Are buybacks the new way to reward shareholders?

Men look up at an electronic ticker board that indicates stock figures at the Bombay Stock Exchange (BSE) in Mumbai. Photographer: Dhiraj Singh/Bloomberg.
Men look up at an electronic ticker board that indicates stock figures at the Bombay Stock Exchange (BSE) in Mumbai. Photographer: Dhiraj Singh/Bloomberg.
Companies Choose Buyback Over Dividend Payout To Reward Investors

Indian companies have bought back shares worth Rs 28,290 crore till January-end - an all-time high within one financial year. This amount is more than twice the previous record of Rs 13,765 crore in financial year 2011-12.

So far financial year 2016-17 has seen 36 buybacks, second only to financial year 2008-09 which witnessed 46 buyback offers.
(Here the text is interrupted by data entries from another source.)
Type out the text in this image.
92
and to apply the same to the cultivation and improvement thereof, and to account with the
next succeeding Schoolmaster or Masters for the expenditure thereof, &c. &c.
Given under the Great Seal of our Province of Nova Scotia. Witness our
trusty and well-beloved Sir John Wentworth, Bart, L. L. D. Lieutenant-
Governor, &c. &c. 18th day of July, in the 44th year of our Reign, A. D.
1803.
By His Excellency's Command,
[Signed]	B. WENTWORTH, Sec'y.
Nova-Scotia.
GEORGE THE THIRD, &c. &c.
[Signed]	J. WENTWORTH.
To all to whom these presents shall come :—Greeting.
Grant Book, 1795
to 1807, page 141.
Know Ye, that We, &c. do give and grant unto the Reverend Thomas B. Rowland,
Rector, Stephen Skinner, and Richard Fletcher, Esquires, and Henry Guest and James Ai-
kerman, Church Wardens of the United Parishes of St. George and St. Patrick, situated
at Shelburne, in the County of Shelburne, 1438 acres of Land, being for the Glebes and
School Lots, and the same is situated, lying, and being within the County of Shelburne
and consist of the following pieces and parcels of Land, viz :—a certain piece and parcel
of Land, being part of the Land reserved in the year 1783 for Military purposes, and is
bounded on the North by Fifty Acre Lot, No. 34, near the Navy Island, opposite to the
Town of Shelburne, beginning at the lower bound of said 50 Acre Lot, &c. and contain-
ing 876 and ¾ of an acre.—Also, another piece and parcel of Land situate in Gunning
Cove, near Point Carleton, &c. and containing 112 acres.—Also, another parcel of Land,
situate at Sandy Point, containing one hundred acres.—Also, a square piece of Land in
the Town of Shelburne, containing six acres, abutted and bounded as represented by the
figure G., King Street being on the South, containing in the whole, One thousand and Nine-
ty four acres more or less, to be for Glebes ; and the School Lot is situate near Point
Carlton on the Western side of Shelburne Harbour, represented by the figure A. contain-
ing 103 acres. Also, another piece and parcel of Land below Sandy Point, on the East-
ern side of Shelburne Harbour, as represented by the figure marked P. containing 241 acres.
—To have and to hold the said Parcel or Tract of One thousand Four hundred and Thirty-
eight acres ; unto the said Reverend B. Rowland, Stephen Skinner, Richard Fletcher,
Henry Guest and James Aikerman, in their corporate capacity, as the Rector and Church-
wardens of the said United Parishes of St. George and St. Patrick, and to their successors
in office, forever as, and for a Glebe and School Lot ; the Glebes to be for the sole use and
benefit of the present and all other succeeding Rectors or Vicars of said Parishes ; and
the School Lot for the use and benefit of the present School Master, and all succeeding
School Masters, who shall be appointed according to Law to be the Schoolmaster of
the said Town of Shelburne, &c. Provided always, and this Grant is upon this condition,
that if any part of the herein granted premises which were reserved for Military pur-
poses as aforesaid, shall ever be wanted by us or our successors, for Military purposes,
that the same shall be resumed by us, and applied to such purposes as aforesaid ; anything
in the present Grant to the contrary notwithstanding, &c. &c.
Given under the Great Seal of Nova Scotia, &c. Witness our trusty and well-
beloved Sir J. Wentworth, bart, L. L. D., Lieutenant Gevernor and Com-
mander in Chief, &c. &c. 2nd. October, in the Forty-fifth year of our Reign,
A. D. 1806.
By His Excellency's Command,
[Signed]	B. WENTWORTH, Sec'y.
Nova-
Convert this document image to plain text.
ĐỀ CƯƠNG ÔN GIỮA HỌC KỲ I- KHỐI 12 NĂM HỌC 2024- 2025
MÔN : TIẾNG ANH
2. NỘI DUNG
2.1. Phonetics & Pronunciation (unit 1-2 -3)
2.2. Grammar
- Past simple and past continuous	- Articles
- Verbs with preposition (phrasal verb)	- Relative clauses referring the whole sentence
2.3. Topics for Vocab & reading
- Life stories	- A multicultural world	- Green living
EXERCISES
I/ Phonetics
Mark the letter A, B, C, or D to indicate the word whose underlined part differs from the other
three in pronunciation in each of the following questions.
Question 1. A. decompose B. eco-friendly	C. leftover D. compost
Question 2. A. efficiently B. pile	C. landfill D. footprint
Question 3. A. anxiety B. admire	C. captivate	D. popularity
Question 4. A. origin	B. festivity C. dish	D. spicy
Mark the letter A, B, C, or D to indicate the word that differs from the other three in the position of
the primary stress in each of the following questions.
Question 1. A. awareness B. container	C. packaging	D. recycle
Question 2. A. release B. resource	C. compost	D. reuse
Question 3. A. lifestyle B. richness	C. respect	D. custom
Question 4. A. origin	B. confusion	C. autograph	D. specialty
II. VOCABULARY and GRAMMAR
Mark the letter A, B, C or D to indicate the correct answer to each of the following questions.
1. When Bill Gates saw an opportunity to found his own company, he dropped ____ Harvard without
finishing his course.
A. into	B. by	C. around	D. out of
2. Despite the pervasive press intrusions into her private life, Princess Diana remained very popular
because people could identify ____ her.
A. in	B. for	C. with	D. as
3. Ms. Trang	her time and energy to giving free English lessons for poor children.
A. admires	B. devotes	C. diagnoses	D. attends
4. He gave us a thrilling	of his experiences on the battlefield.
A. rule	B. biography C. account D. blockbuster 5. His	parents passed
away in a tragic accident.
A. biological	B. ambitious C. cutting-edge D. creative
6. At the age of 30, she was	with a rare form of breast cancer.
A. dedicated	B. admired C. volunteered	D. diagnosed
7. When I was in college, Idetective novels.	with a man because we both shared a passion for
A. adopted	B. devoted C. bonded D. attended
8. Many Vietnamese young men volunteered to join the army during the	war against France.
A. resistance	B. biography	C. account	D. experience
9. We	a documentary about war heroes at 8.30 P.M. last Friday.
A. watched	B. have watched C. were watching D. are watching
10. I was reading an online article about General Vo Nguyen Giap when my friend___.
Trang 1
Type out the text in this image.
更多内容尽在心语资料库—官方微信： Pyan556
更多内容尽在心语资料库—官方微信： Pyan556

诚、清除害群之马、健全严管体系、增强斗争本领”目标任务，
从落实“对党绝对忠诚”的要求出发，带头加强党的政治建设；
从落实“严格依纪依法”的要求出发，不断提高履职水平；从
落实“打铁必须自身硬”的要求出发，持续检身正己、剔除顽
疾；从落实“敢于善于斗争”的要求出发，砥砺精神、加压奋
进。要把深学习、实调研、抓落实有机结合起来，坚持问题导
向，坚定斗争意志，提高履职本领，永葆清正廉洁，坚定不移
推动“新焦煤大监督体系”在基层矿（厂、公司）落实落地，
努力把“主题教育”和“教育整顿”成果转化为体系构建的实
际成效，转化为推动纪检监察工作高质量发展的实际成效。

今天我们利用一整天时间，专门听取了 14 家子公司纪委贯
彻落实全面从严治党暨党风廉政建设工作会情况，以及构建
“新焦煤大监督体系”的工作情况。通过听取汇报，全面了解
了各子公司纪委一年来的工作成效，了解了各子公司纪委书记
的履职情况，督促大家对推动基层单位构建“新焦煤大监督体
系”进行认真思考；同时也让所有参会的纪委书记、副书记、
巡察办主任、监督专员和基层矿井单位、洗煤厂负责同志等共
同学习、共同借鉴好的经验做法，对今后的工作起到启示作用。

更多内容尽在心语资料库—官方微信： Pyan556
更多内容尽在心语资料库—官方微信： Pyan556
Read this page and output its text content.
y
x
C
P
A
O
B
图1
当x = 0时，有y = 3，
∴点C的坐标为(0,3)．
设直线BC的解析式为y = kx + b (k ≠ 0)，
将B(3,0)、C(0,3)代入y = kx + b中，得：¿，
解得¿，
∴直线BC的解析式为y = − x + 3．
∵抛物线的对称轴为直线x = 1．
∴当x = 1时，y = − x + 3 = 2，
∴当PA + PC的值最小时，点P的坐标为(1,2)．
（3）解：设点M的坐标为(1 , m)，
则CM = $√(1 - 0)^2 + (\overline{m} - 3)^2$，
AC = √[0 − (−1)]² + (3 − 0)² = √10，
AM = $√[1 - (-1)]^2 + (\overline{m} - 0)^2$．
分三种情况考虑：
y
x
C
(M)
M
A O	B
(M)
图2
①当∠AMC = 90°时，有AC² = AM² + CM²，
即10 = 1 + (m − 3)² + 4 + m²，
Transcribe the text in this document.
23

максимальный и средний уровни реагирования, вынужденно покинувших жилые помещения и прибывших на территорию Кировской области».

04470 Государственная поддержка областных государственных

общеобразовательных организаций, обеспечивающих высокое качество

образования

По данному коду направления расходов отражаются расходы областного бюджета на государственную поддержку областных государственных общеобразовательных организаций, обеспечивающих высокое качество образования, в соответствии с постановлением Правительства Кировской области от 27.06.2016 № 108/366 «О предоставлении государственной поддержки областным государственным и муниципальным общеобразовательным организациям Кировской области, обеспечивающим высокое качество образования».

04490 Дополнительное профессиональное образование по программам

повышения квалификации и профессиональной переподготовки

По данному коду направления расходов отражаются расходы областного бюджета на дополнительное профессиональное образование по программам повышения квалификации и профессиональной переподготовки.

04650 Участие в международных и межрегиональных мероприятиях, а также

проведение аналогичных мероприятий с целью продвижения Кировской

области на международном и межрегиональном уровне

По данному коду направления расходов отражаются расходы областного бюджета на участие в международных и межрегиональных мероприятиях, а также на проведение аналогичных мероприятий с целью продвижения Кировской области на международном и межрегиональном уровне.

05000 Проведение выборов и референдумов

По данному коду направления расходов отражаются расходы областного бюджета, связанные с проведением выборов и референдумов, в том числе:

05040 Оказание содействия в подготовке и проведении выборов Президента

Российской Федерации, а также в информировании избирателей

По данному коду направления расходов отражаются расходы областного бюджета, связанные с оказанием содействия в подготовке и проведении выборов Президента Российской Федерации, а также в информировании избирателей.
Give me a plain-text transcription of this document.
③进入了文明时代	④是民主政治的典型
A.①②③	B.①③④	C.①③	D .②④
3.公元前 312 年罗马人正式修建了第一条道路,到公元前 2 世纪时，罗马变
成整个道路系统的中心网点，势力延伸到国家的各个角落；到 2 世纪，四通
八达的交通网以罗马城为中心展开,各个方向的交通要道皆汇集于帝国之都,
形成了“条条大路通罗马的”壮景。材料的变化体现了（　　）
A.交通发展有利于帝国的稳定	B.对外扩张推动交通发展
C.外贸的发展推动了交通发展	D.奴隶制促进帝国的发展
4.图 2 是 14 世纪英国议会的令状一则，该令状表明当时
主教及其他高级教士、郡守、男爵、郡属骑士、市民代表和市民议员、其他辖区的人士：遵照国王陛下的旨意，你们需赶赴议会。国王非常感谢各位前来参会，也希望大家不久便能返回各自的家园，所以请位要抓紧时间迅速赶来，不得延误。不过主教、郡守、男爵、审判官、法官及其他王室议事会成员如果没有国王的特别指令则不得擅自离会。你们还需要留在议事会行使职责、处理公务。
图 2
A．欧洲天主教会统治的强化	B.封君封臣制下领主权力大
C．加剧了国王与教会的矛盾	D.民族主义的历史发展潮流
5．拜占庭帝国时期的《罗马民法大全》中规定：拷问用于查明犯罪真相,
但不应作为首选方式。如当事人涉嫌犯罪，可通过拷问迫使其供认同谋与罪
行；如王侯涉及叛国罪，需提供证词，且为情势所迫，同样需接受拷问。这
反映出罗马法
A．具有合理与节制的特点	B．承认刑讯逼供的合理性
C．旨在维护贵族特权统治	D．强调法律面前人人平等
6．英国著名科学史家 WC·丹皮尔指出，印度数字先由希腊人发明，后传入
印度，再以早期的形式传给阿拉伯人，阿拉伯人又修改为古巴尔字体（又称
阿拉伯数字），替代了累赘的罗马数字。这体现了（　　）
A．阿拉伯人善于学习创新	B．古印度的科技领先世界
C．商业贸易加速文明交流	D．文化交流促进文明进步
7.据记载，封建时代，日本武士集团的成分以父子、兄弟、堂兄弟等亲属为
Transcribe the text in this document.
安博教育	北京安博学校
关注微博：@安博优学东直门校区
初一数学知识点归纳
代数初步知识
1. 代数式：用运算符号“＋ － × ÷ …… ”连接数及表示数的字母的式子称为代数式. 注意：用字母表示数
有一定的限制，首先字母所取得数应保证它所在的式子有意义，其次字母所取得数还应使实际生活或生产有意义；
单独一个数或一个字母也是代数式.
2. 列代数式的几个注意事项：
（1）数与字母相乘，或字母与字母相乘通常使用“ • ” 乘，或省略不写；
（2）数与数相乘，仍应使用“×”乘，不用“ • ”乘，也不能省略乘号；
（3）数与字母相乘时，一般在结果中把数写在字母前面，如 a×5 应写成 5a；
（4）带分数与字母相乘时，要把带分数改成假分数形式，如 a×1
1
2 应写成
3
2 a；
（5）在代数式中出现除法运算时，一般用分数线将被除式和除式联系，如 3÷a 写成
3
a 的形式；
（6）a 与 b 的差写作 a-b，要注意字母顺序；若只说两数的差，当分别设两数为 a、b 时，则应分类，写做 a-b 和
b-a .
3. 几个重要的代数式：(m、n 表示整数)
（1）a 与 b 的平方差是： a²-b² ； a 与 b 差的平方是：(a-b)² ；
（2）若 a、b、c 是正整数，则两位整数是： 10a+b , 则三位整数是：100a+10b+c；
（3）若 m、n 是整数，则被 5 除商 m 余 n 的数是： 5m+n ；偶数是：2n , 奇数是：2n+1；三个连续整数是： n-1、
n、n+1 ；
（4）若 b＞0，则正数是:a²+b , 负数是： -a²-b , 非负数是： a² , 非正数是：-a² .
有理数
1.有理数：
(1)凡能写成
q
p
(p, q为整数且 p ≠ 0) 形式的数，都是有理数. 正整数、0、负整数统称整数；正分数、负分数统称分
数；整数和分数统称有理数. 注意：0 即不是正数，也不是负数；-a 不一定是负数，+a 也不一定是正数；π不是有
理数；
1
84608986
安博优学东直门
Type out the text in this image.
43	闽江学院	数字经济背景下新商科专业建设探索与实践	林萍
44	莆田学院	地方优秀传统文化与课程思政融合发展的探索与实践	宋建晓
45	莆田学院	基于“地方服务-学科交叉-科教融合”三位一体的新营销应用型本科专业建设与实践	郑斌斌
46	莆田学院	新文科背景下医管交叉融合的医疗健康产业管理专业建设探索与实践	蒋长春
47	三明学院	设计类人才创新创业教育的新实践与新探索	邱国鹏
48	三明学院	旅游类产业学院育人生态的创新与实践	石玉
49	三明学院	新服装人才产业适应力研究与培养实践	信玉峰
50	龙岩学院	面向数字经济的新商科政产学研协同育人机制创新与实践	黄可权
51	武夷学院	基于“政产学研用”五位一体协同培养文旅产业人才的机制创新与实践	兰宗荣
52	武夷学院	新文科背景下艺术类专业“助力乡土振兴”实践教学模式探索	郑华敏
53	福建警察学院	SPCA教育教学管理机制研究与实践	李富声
Four out of the five largest buyback offers this year have been made by public sector companies. NMDC Ltd. has so far bought back over Rs 7,500-crore in shares, followed by Coal India Ltd. that has spent Rs 3,650 crore buying back shares.

The country’s largest outsourcer - Tata Consultancy Services Ltd.’s Rs 16,000-crore buyback, if it gets shareholders’ approval, will be the largest in India. According to independent advisory firm IIAS, companies prefer returning money to shareholders via a buyback over dividend, as buybacks are more tax friendly.